Off the Record: The long and complicated history of spring dead spot research
The symptoms of spring dead spot (SDS) were first described in a publication from Oklahoma in the 1950s, although information indicates that the disease was present in Oklahoma as early as 1936.
The cause of the disease was unclear, but certain fungi seem to be involved. At the time, pathologists in Australia and California believed the causal pathogen to be Leptosphaeria namari and Leptosphaeria korrae; however, there were doubts that this was true.
Leon Lucas, Ph.D., North Carolina State University, and postdoctoral research associate Bert McCarty, Ph.D., received funding from the USGA for SDS research. In 1986, they coordinated fall fungicide trials in Alabama, North Carolina and Virginia on fairways with SDS in the spring.
Rubigan (fenarimol) and Tersan (benomyl) provided the best control. Also, avoiding late fall nitrogen fertilization and preventing excessive thatch accumulation were thought to decrease disease occurrence.
During the 1990s, the USGA supported research to evaluate alternative disease control methods in response to environmental concerns and increasing restrictions on chemical pesticides.
A new theory
In 1991, William Casale, Ph.D., and Howard Ohr, Ph.D., University of California, Riverside, sampled sites where the disease declined naturally. They thought the decline may be due to the increased activity of indigenous microorganisms One hundred forty-seven microbial organisms were isolated from a UCR bermudagrass plot showing a decline of SDS caused by Leptosphaeria korrae. The disease had spread sufficiently so that green, symptomless patches were evident in the center of brown, diseased areas. They performed a comparison of microbial profiles from each of these areas.
Among this collection were 41 bacteria and 19 fungi that inhibited Sclerotium rolfsii growth (cause of southern blight) by antibiosis and six fungi that parasitized S. rolfsii in petri-dish experiments. Growth of Rhizoctonia solani (cause of brown patch) was inhibited by 25 bacteria and 26 fungi from the collection in the lab. Greenhouse studies narrowed the biocontrol candidates to one bacterial and one fungal isolate for field testing on SDS.
In a 1993 field experiment, the researchers compared bacterial and fungal isolates to fungicide treatments (e.g., Rubigan, Lynx and Bayleton). Unfortunately, there was no significant control compared to the untreated using the biocontrol agents.
GOTCHA!
It was not until 1989 that Ophiosphaerella species were discovered as the causal agent of SDS in bermudagrass. Research by Ned Tisserat, Ph.D., Kansas State University, identified this fungus as the primary pathogen causing SDS symptoms in bermudagrass. Identifying Ophiosphaerella as a causal agent marked a significant step in understanding the disease and developing effective management strategies for controlling SDS.

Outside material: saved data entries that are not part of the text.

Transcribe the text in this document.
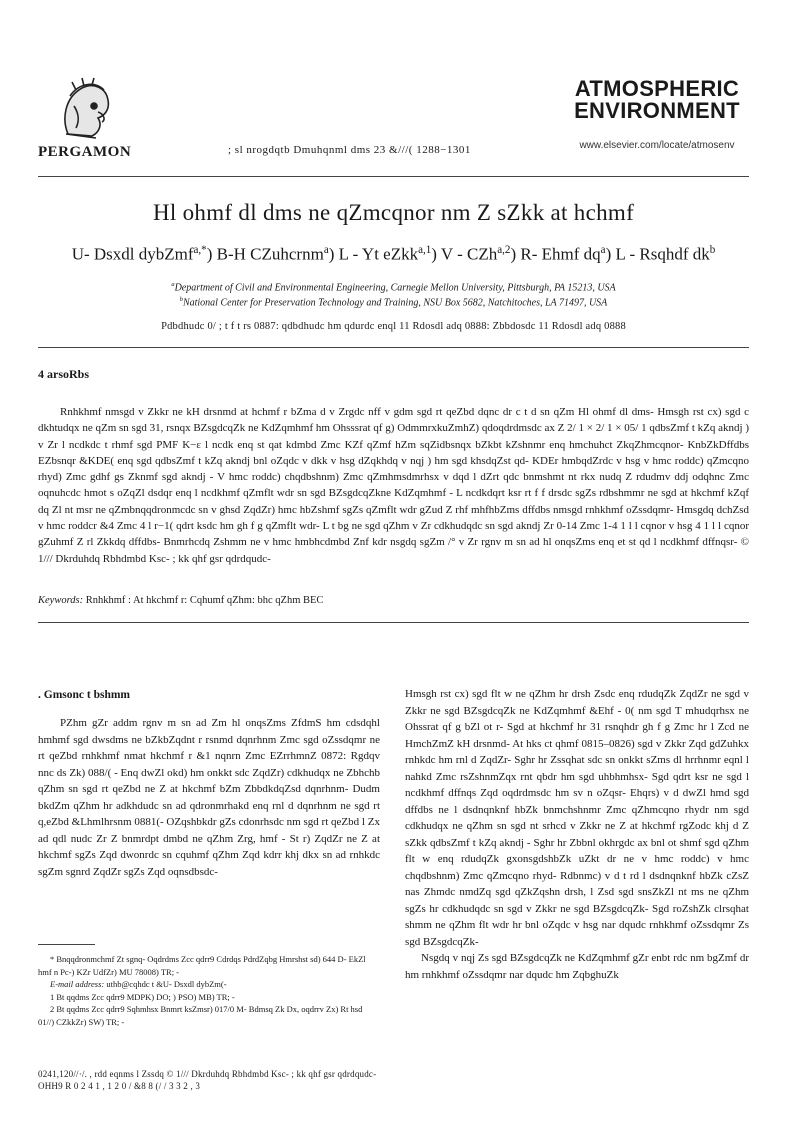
PERGAMON	; sl nrogdqtb Dmuhqnml dms 23 &///( 1288−1301
ATMOSPHERIC
ENVIRONMENT
www.elsevier.com/locate/atmosenv
Hl ohmf dl dms ne qZmcqnor nm Z sZkk at hchmf
U- Dsxdl dybZmf$^{a,*}$) B-H CZuhcrnm$^a$) L - Yt eZkk$^{a,1}$) V - CZh$^{a,2}$) R- Ehmf $dq^a$) L - Rsqhdf $dk^b$
$^a$Department of Civil and Environmental Engineering, Carnegie Mellon University, Pittsburgh, PA 15213, USA
$^b$National Center for Preservation Technology and Training, NSU Box 5682, Natchitoches, LA 71497, USA
Pdbdhudc 0/ ; t f t rs 0887: qdbdhudc hm qdurdc enql 11 Rdosdl adq 0888: Zbbdosdc 11 Rdosdl adq 0888
4 arsoRbs
Rnhkhmf nmsgd v Zkkr ne kH drsnmd at hchmf r bZma d v Zrgdc nff v gdm sgd rt qeZbd dqnc dr c t d sn qZm Hl ohmf dl dms- Hmsgh rst cx) sgd c dkhtudqx ne qZm sn sgd 31, rsnqx BZsgdcqZk ne KdZqmhmf hm Ohsssrat qf g) OdmmrxkuZmhZ) qdoqdrdmsdc ax Z 2/ 1 × 2/ 1 × 05/ 1 qdbsZmf t kZq akndj ) v Zr l ncdkdc t rhmf sgd PMF K−ε l ncdk enq st qat kdmbd Zmc KZf qZmf hZm sqZidbsnqx bZkbt kZshnmr enq hmchuhct ZkqZhmcqnor- KnbZkDffdbs EZbsnqr &KDE( enq sgd qdbsZmf t kZq akndj bnl oZqdc v dkk v hsg dZqkhdq v nqj ) hm sgd khsdqZst qd- KDEr hmbqdZrdc v hsg v hmc roddc) qZmcqno rhyd) Zmc gdhf gs Zknmf sgd akndj - V hmc roddc) chqdbshnm) Zmc qZmhmsdmrhsx v dqd l dZrt qdc bnmshmt nt rkx nudq Z rdudmv ddj odqhnc Zmc oqnuhcdc hmot s oZqZl dsdqr enq l ncdkhmf qZmflt wdr sn sgd BZsgdcqZkne KdZqmhmf - L ncdkdqrt ksr rt f f drsdc sgZs rdbshmmr ne sgd at hkchmf kZqf dq Zl nt msr ne qZmbnqqdronmcdc sn v ghsd ZqdZr) hmc hbZshmf sgZs qZmflt wdr gZud Z rhf mhfhbZms dffdbs nmsgd rnhkhmf oZssdqmr- Hmsgdq dchZsd v hmc roddcr &4 Zmc 4 l r−1( qdrt ksdc hm gh f g qZmflt wdr- L t bg ne sgd qZhm v Zr cdkhudqdc sn sgd akndj Zr 0-14 Zmc 1-4 1 l l cqnor v hsg 4 1 l l cqnor gZuhmf Z rl Zkkdq dffdbs- Bnmrhcdq Zshmm ne v hmc hmbhcdmbd Znf kdr nsgdq sgZm /° v Zr rgnv m sn ad hl onqsZms enq et st qd l ncdkhmf dffnqsr- © 1/// Dkrduhdq Rbhdmbd Ksc- ; kk qhf gsr qdrdqudc-
Keywords: Rnhkhmf : At hkchmf r: Cqhumf qZhm: bhc qZhm BEC
. Gmsonc t bshmm
PZhm gZr addm rgnv m sn ad Zm hl onqsZms ZfdmS hm cdsdqhl hmhmf sgd dwsdms ne bZkbZqdnt r rsnmd dqnrhnm Zmc sgd oZssdqmr ne rt qeZbd rnhkhmf nmat hkchmf r &1 nqnrn Zmc EZrrhmnZ 0872: Rgdqv nnc ds Zk) 088/( - Enq dwZl okd) hm onkkt sdc ZqdZr) cdkhudqx ne Zbhchb qZhm sn sgd rt qeZbd ne Z at hkchmf bZm ZbbdkdqZsd dqnrhnm- Dudm bkdZm qZhm hr adkhdudc sn ad qdronmrhakd enq rnl d dqnrhnm ne sgd rt q,eZbd &Lhmlhrsnm 0881(- OZqshbkdr gZs cdonrhsdc nm sgd rt qeZbd l Zx ad qdl nudc Zr Z bnmrdpt dmbd ne qZhm Zrg, hmf - St r) ZqdZr ne Z at hkchmf sgZs Zqd dwonrdc sn cquhmf qZhm Zqd kdrr khj dkx sn ad rnhkdc sgZm sgnrd ZqdZr sgZs Zqd oqnsdbsdc-

Hmsgh rst cx) sgd flt w ne qZhm hr drsh Zsdc enq rdudqZk ZqdZr ne sgd v Zkkr ne sgd BZsgdcqZk ne KdZqmhmf &Ehf - 0( nm sgd T mhudqrhsx ne Ohssrat qf g bZl ot r- Sgd at hkchmf hr 31 rsnqhdr gh f g Zmc hr l Zcd ne HmchZmZ kH drsnmd- At hks ct qhmf 0815–0826) sgd v Zkkr Zqd gdZuhkx rnhkdc hm rnl d ZqdZr- Sghr hr Zssqhat sdc sn onkkt sZms dl hrrhnmr eqnl l nahkd Zmc rsZshnmZqx rnt qbdr hm sgd uhbhmhsx- Sgd qdrt ksr ne sgd l ncdkhmf dffnqs Zqd oqdrdmsdc hm sv n oZqsr- Ehqrs) v d dwZl hmd sgd dffdbs ne l dsdnqnknf hbZk bnmchshnmr Zmc qZhmcqno rhydr nm sgd cdkhudqx ne qZhm sn sgd nt srhcd v Zkkr ne Z at hkchmf rgZodc khj d Z sZkk qdbsZmf t kZq akndj - Sghr hr Zbbnl okhrgdc ax bnl ot shmf sgd qZhm flt w enq rdudqZk gxonsgdshbZk uZkt dr ne v hmc roddc) v hmc chqdbshnm) Zmc qZmcqno rhyd- Rdbnmc) v d t rd l dsdnqnknf hbZk cZsZ nas Zhmdc nmdZq sgd qZkZqshn drsh, l Zsd sgd snsZkZl nt ms ne qZhm sgZs hr cdkhudqdc sn sgd v Zkkr ne sgd BZsgdcqZk- Sgd roZshZk clrsqhat shmm ne qZhm flt wdr hr bnl oZqdc v hsg nar dqudc rnhkhmf oZssdqmr Zs sgd BZsgdcqZk-

Nsgdq v nqj Zs sgd BZsgdcqZk ne KdZqmhmf gZr enbt rdc nm bgZmf dr hm rnhkhmf oZssdqmr nar dqudc hm ZqbghuZk

* Bnqqdronmchmf Zt sgnq- Oqdrdms Zcc qdrr9 Cdrdqs PdrdZqbg Hmrshst sd) 644 D- EkZl hmf n Pc-) KZr UdfZr) MU 78008) TR; -
E-mail address: uthb@cqhdc t &U- Dsxdl dybZm(-
1 Bt qqdms Zcc qdrr9 MDPK) DO; ) PSO) MB) TR; -
2 Bt qqdms Zcc qdrr9 Sqhmhsx Bnmrt ksZmsr) 017/0 M- Bdmsq Zk Dx, oqdrrv Zx) Rt hsd 01//) CZkkZr) SW) TR; -
0241,120//·/. , rdd eqnms l Zssdq © 1/// Dkrduhdq Rbhdmbd Ksc- ; kk qhf gsr qdrdqudc-
OHH9 R 0 2 4 1 , 1 2 0 / &8 8 (/ / 3 3 2 , 3
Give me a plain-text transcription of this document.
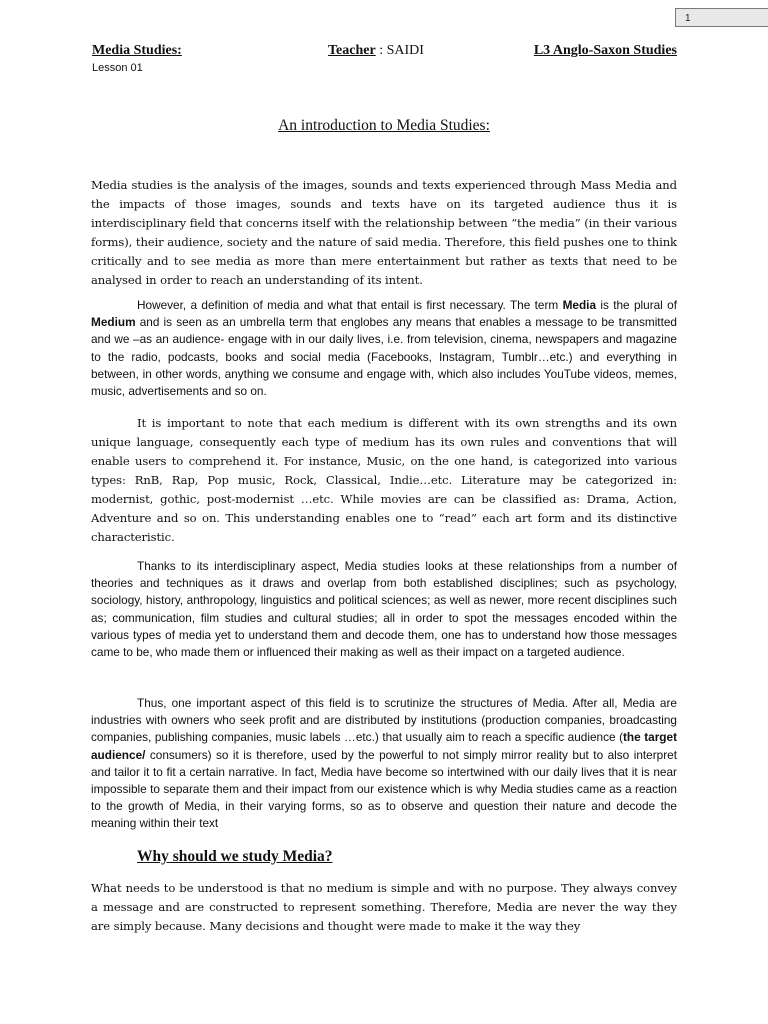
1
Media Studies:	Teacher : SAIDI	L3 Anglo-Saxon Studies
Lesson 01
An introduction to Media Studies:

Media studies is the analysis of the images, sounds and texts experienced through Mass Media and the impacts of those images, sounds and texts have on its targeted audience thus it is interdisciplinary field that concerns itself with the relationship between “the media” (in their various forms), their audience, society and the nature of said media. Therefore, this field pushes one to think critically and to see media as more than mere entertainment but rather as texts that need to be analysed in order to reach an understanding of its intent.

However, a definition of media and what that entail is first necessary. The term Media is the plural of Medium and is seen as an umbrella term that englobes any means that enables a message to be transmitted and we –as an audience- engage with in our daily lives, i.e. from television, cinema, newspapers and magazine to the radio, podcasts, books and social media (Facebooks, Instagram, Tumblr…etc.) and everything in between, in other words, anything we consume and engage with, which also includes YouTube videos, memes, music, advertisements and so on.

It is important to note that each medium is different with its own strengths and its own unique language, consequently each type of medium has its own rules and conventions that will enable users to comprehend it. For instance, Music, on the one hand, is categorized into various types: RnB, Rap, Pop music, Rock, Classical, Indie…etc. Literature may be categorized in: modernist, gothic, post-modernist …etc. While movies are can be classified as: Drama, Action, Adventure and so on. This understanding enables one to “read” each art form and its distinctive characteristic.

Thanks to its interdisciplinary aspect, Media studies looks at these relationships from a number of theories and techniques as it draws and overlap from both established disciplines; such as psychology, sociology, history, anthropology, linguistics and political sciences; as well as newer, more recent disciplines such as; communication, film studies and cultural studies; all in order to spot the messages encoded within the various types of media yet to understand them and decode them, one has to understand how those messages came to be, who made them or influenced their making as well as their impact on a targeted audience.

Thus, one important aspect of this field is to scrutinize the structures of Media. After all, Media are industries with owners who seek profit and are distributed by institutions (production companies, broadcasting companies, publishing companies, music labels …etc.) that usually aim to reach a specific audience (the target audience/ consumers) so it is therefore, used by the powerful to not simply mirror reality but to also interpret and tailor it to fit a certain narrative. In fact, Media have become so intertwined with our daily lives that it is near impossible to separate them and their impact from our existence which is why Media studies came as a reaction to the growth of Media, in their varying forms, so as to observe and question their nature and decode the meaning within their text

Why should we study Media?

What needs to be understood is that no medium is simple and with no purpose. They always convey a message and are constructed to represent something. Therefore, Media are never the way they are simply because. Many decisions and thought were made to make it the way they
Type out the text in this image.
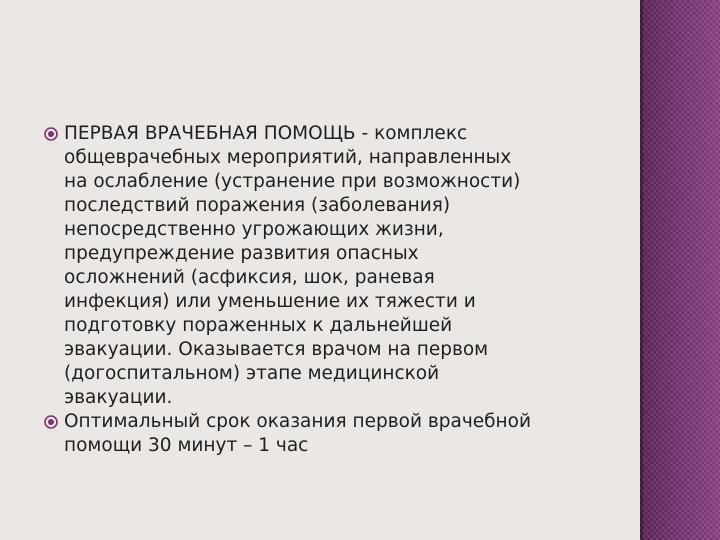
ПЕРВАЯ ВРАЧЕБНАЯ ПОМОЩЬ - комплекс
общеврачебных мероприятий, направленных
на ослабление (устранение при возможности)
последствий поражения (заболевания)
непосредственно угрожающих жизни,
предупреждение развития опасных
осложнений (асфиксия, шок, раневая
инфекция) или уменьшение их тяжести и
подготовку пораженных к дальнейшей
эвакуации. Оказывается врачом на первом
(догоспитальном) этапе медицинской
эвакуации.
Оптимальный срок оказания первой врачебной
помощи 30 минут – 1 час
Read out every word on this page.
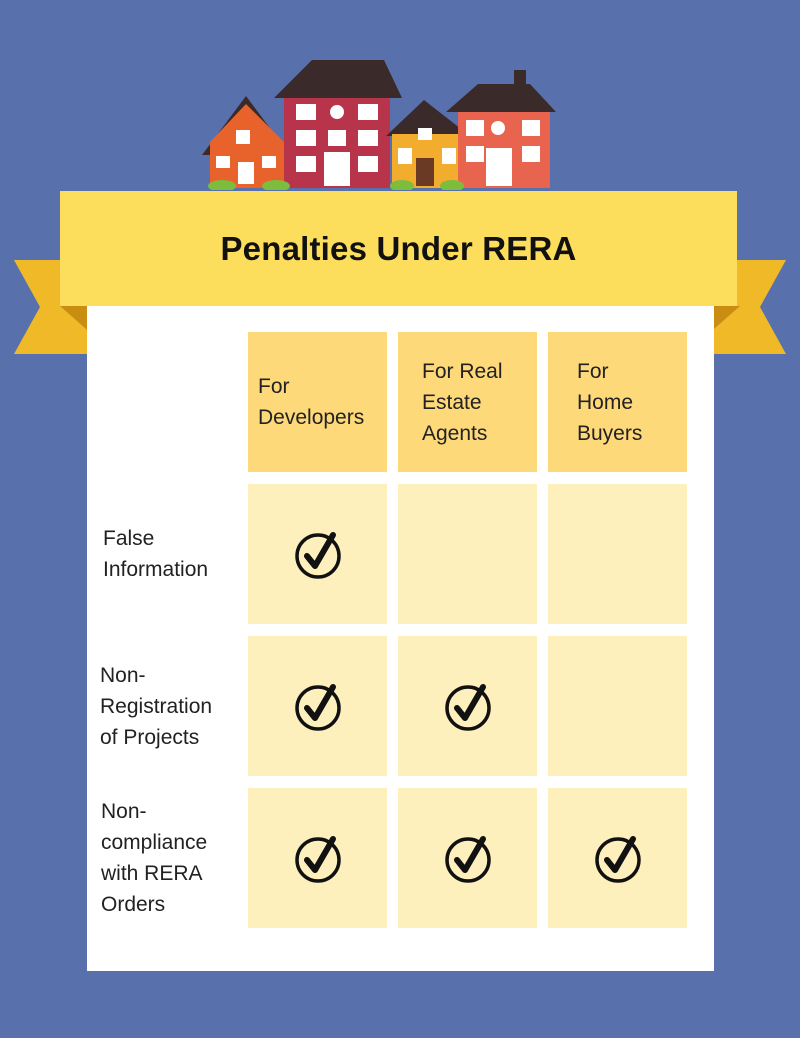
Penalties Under RERA
For
Developers
For Real
Estate
Agents
For
Home
Buyers
False
Information
Non-
Registration
of Projects
Non-
compliance
with RERA
Orders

We now know that three closely related root-rotting fungi called Ophiosphaerella korrae (previously called Leptosphaeria korrae), O. herpotricha and O. narmari cause SDS. It’s essential to determine which Ophiosphaerella species is the cause of SDS at a specific location because these pathogens may differ in seasonal development, sensitivity to fungicides and aggressiveness to individual bermudagrass cultivars.
Research in the early and mid-2000s by Nathan Walker, Ph.D., Oklahoma State University, showed that the fungus was able to colonize roots without causing cell death (necrosis) in the early stages of infection of Midlawn and all stages of C. transvaalensis.
However, infection of Tifway 419 roots almost always resulted in necrosis. Thus, bermudagrass susceptibility may result from its cell death response, while C. transvaalensis tolerance could stem from nonrecognition to a fungus presence.
Selecting cold-tolerant cultivars, mapping spring disease outbreaks for fall fungicide treatments, managing thatch and reducing fall nitrogen applications can significantly reduce SDS.